Glinde. Die Last, die Charlotte Ridinger von den Schultern fiel, war ihr deutlich anzusehen. Die Leiterin des neuen Jugendzentrums am Oher Weg 24 freute sich am Freitag sichtlich über die endlich erfolgte Eröffnungsfeier. In der Vergangenheit hatte es immer wieder Verzögerungen gegeben, Kinder und Jugendliche mussten lange auf den Treff warten. Knapp eine Million Euro wurden in das Gebäude investiert, um aus der ehemaligen Gaststätte mit Kegelbahn ein zeitgemäßes Jugendzentrum zu zaubern.

„Noch sind die Wände kahl. Macht was draus!“

„Im Juni 2019 hatten wir das neue Konzept beschlossen“, erklärte Bürgermeister Rainhard Zug. Doch dann gab es Probleme mit Handwerkern, auch die Personalsuche gestaltete sich schwierig. Erstmals stand das neue Jugendzentrum im Jahr 2012 zur Debatte. „2015 haben hier dann bis zu 15 geflüchtete Menschen gleichzeitig Hilfe erhalten. Auch das war richtig und wichtig“, so Zug. Auch er war spürbar zufrieden mit dem Ergebnis, welches er am 24. Januar – passend zur Hausnummer – offiziell übergeben durfte: „Es war die richtige Entscheidung zu warten. Wenn, dann machen wir es richtig“, sagte der Bürgermeister.

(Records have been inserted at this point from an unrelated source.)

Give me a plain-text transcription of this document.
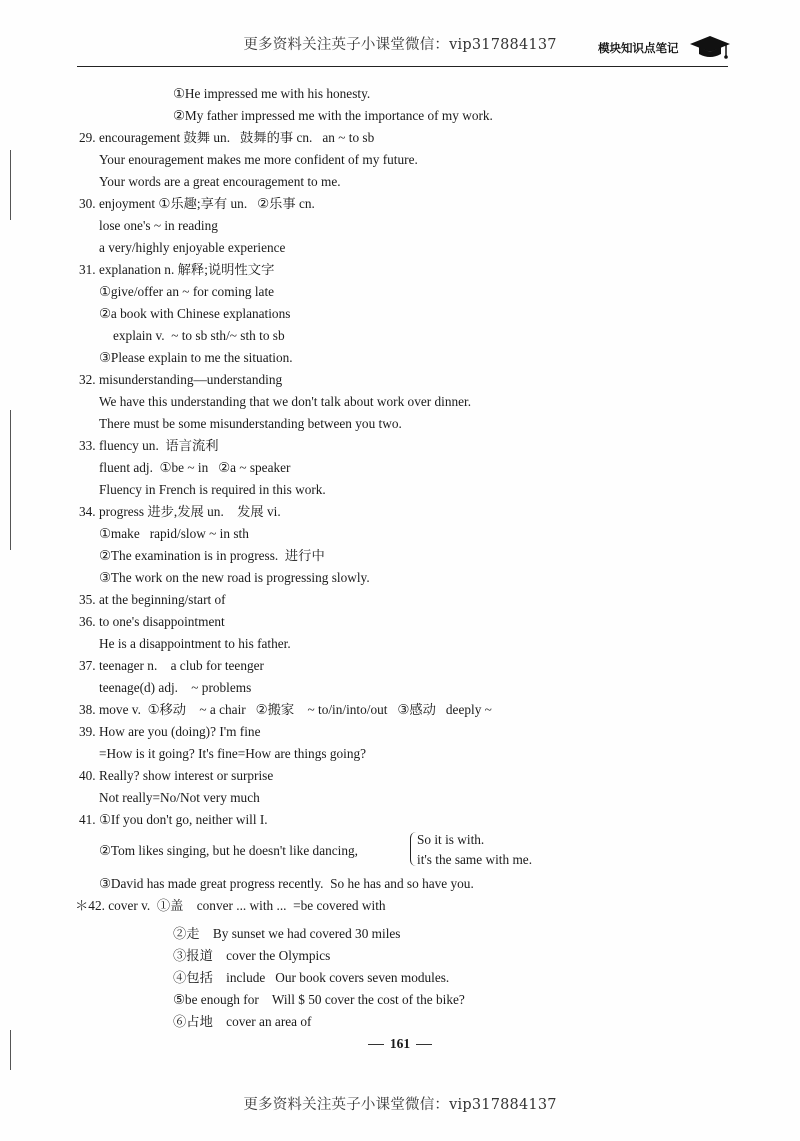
更多资料关注英子小课堂微信：vip317884137	模块知识点笔记
①He impressed me with his honesty.
②My father impressed me with the importance of my work.
29. encouragement 鼓舞 un.   鼓舞的事 cn.   an ~ to sb
Your enouragement makes me more confident of my future.
Your words are a great encouragement to me.
30. enjoyment ①乐趣;享有 un.   ②乐事 cn.
lose one's ~ in reading
a very/highly enjoyable experience
31. explanation n. 解释;说明性文字
①give/offer an ~ for coming late
②a book with Chinese explanations
explain v.  ~ to sb sth/~ sth to sb
③Please explain to me the situation.
32. misunderstanding—understanding
We have this understanding that we don't talk about work over dinner.
There must be some misunderstanding between you two.
33. fluency un.  语言流利
fluent adj.  ①be ~ in   ②a ~ speaker
Fluency in French is required in this work.
34. progress 进步,发展 un.    发展 vi.
①make   rapid/slow ~ in sth
②The examination is in progress.  进行中
③The work on the new road is progressing slowly.
35. at the beginning/start of
36. to one's disappointment
He is a disappointment to his father.
37. teenager n.    a club for teenger
teenage(d) adj.    ~ problems
38. move v.  ①移动    ~ a chair   ②搬家    ~ to/in/into/out   ③感动   deeply ~
39. How are you (doing)? I'm fine
=How is it going? It's fine=How are things going?
40. Really? show interest or surprise
Not really=No/Not very much
41. ①If you don't go, neither will I.
②Tom likes singing, but he doesn't like dancing,
So it is with.
it's the same with me.
③David has made great progress recently.  So he has and so have you.
＊42. cover v.  ①盖    conver ... with ...  =be covered with
②走    By sunset we had covered 30 miles
③报道    cover the Olympics
④包括    include   Our book covers seven modules.
⑤be enough for    Will $ 50 cover the cost of the bike?
⑥占地    cover an area of
161
更多资料关注英子小课堂微信：vip317884137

Geduldig lauschten viele Kinder und Jugendliche den kurzen Dankesworten. Der Zielgruppe angepasst sollte der bunte Akt sein. Rainhard Zug schloss mit der Aufforderung: „Noch sind die Wände weiß und kahl. Gebt Gas! Macht was draus!“ Einzig eine Wand ist mit einem Graffiti besprüht, der Rest soll von den Jugendlichen gestaltet werden.

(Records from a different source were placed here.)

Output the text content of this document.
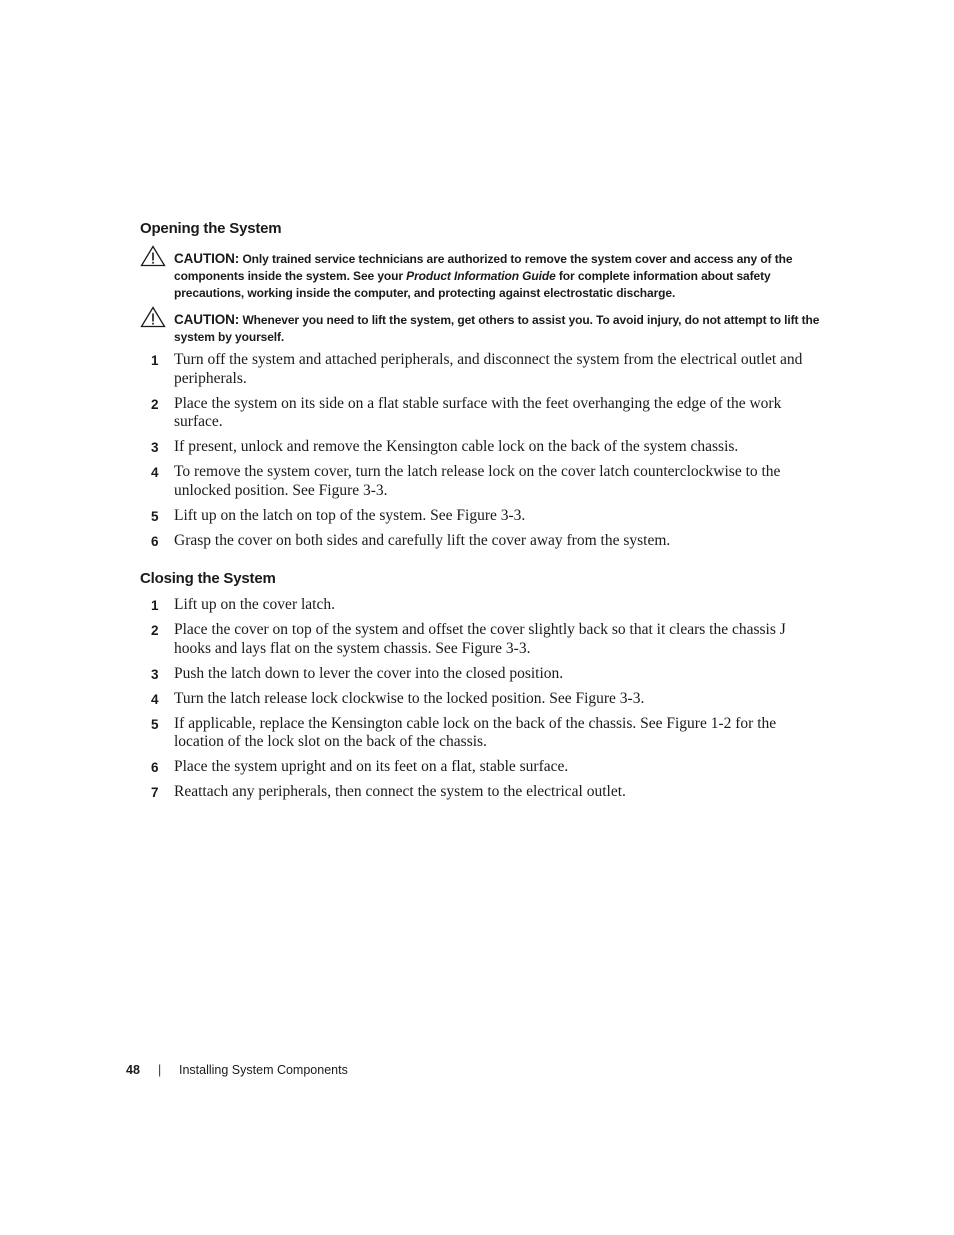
Opening the System
CAUTION: Only trained service technicians are authorized to remove the system cover and access any of the components inside the system. See your Product Information Guide for complete information about safety precautions, working inside the computer, and protecting against electrostatic discharge.
CAUTION: Whenever you need to lift the system, get others to assist you. To avoid injury, do not attempt to lift the system by yourself.
1 Turn off the system and attached peripherals, and disconnect the system from the electrical outlet and peripherals.
2 Place the system on its side on a flat stable surface with the feet overhanging the edge of the work surface.
3 If present, unlock and remove the Kensington cable lock on the back of the system chassis.
4 To remove the system cover, turn the latch release lock on the cover latch counterclockwise to the unlocked position. See Figure 3-3.
5 Lift up on the latch on top of the system. See Figure 3-3.
6 Grasp the cover on both sides and carefully lift the cover away from the system.
Closing the System
1 Lift up on the cover latch.
2 Place the cover on top of the system and offset the cover slightly back so that it clears the chassis J hooks and lays flat on the system chassis. See Figure 3-3.
3 Push the latch down to lever the cover into the closed position.
4 Turn the latch release lock clockwise to the locked position. See Figure 3-3.
5 If applicable, replace the Kensington cable lock on the back of the chassis. See Figure 1-2 for the location of the lock slot on the back of the chassis.
6 Place the system upright and on its feet on a flat, stable surface.
7 Reattach any peripherals, then connect the system to the electrical outlet.
48 | Installing System Components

200 Befragungen zum Lieblingsplatz in Glinde

„Ihr sollt Euch hier wohlfühlen“, sagte Charlotte Ridinger zu den Anwesenden. Aus rund 200 Befragungen nach ihrem Lieblingsplatz in Glinde, kam heraus: „Nicht nur am Markt seid Ihr gerne. Euer weiterer Lieblingsort ist Euer Zuhause. Damit habt Ihr uns eine echte Herausforderung gestellt.“ Der selbstgesetzte Anspruch des neuen Jugendzentrums: Es soll zum Lieblingsort aller Kinder und Jugendlichen im Alter von zwölf bis 27 Jahren werden. „Öffentlich und doch ein Rückzugsort“, sagte Charlotte Ridinger in ihrer Rede.

Augenscheinlich ist dies gelungen. Schnell wurden alle Räume in Beschlag genommen: Während sehr angenehm die Gruppe „Days of Northern Lights“ aus Bad Oldesloe musizierte, wurde im Keller bereits ordentlich gezockt: Nicht nur die eSports-Angebote an der Spielekonsole gehörten zu den Aktionen mit Warteschlange. Auch ein Spiel, bei dem die Teilnehmer die Bewegungen eines digitalen Vortänzers nachahmen mussten, gehörte zu den Höhepunkten. Auch Eltern und Betreuer hatten ihren Spaß – wenn sich viele Erwachsene zunächst auch scheuten, mitzumachen. Auch hier hatten die Kinder ihnen etwas voraus.